Hacker News new | ask | show | jobs
by esafak 429 days ago
It is a service, not an open source tool, as far as I can tell. Do you intend to stay that way? What is the business model and pricing?

I am a bit concerned that you want users to swap out both their storage and workflow orchestrator. It's hard enough to convince users to drop one.

How does it compare to DuckDB or Polars for medium data?

2 comments

- Yes. it is a service and at least the runner will stay like that for the time being.

- We are not quite live yet, but the pricing model is based on compute capacity and it is divided in tiers (e.g. small=50GB for concurrent scans=$1500/month, large can get up to a TB). infinite queries, infinte jobs, infinite users. The idea is to have a very clear pricing with no sudden increases due to volume.

- You do not have to swap your storage - our runner comes to your S3 bucket and your data never ever have to be anywhere else that is not your S3.

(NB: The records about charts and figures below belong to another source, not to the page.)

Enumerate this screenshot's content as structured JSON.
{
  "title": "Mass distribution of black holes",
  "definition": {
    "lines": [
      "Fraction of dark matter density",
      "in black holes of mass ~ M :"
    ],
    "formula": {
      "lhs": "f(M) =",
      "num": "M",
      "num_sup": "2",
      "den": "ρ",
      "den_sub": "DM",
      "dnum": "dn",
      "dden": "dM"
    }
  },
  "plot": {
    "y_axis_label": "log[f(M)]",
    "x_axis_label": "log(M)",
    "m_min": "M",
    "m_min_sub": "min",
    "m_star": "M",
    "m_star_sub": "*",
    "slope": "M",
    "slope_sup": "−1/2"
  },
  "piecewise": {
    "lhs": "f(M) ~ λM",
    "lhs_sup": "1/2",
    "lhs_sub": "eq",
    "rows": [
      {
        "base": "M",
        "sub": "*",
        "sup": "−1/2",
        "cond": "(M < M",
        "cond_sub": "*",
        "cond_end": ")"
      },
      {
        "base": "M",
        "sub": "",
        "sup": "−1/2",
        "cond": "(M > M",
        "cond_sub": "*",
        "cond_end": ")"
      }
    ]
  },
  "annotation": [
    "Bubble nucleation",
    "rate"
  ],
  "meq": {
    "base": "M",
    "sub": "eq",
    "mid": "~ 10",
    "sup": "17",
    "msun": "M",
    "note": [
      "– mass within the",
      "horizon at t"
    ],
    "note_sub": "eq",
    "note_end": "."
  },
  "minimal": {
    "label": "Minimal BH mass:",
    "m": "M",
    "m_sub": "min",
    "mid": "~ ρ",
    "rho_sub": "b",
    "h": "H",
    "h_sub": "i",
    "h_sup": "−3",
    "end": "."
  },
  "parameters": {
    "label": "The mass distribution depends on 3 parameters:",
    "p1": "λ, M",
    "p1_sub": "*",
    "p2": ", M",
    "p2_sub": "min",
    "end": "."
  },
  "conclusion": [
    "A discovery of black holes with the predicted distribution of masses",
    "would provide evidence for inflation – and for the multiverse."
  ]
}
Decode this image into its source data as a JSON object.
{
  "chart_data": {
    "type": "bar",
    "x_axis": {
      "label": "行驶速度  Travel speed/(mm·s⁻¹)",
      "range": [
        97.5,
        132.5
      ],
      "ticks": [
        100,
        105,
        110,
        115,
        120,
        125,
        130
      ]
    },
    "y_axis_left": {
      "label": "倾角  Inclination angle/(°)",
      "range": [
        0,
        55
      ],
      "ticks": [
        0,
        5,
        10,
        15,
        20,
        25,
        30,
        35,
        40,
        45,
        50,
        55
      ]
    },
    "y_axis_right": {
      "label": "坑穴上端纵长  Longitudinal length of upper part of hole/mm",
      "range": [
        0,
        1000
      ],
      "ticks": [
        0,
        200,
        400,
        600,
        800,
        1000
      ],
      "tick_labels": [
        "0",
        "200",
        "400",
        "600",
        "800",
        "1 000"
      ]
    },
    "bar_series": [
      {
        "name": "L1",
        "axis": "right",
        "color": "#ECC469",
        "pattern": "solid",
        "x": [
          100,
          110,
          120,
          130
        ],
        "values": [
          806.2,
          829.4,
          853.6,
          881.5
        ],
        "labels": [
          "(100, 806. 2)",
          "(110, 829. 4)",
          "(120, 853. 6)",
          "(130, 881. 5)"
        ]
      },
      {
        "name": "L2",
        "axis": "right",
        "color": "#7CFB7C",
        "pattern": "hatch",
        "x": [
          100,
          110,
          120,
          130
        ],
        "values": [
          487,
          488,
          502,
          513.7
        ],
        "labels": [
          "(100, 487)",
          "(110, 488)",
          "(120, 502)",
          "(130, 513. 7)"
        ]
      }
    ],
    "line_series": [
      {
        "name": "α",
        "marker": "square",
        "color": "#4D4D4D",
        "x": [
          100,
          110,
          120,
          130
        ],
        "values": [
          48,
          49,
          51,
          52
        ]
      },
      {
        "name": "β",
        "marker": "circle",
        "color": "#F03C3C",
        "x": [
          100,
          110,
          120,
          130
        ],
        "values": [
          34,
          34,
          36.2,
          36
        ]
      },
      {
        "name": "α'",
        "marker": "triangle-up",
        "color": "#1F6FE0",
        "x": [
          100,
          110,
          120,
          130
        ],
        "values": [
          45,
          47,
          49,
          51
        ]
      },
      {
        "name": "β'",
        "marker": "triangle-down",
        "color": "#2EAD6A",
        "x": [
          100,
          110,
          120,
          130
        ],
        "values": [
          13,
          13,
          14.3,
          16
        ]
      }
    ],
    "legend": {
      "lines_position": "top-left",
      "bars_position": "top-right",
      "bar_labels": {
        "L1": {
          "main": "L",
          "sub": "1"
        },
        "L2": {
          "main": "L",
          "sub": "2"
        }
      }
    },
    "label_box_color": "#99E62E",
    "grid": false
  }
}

- You do not have to swap your orchestrator either. Most of our clients are actually using it with their existing orchestrator. You call the platform's APIs, including run from your Airflow/Prefect/Temporal tasks https://www.prefect.io/blog/prefect-on-the-lakehouse-write-a...

Does it help?

Yep, staying service.

RE: workflow orchestrators. You can use the Bauplan SDK to query, launch jobs and get results from within your existing platform, we don’t want to replace entirely if it’s doesn’t fit for you, just to augment.

RE: DuckDB and Polars. It literally uses DuckDB under the hood but with two huge upgrades: one, we plug into your data catalog for really efficient scanning even on massive data lake houses, before it hits the DuckDB step. Two, we do efficient data caching. Query results and intermediate scans and stuff can be reused across runs.

More details here: https://www.bauplanlabs.com/blog/blending-duckdb-and-iceberg...

As for Polars, you can use Polars itself within your Python models easily by specifying it in a pip decorator. We install all requested packages within Python modules.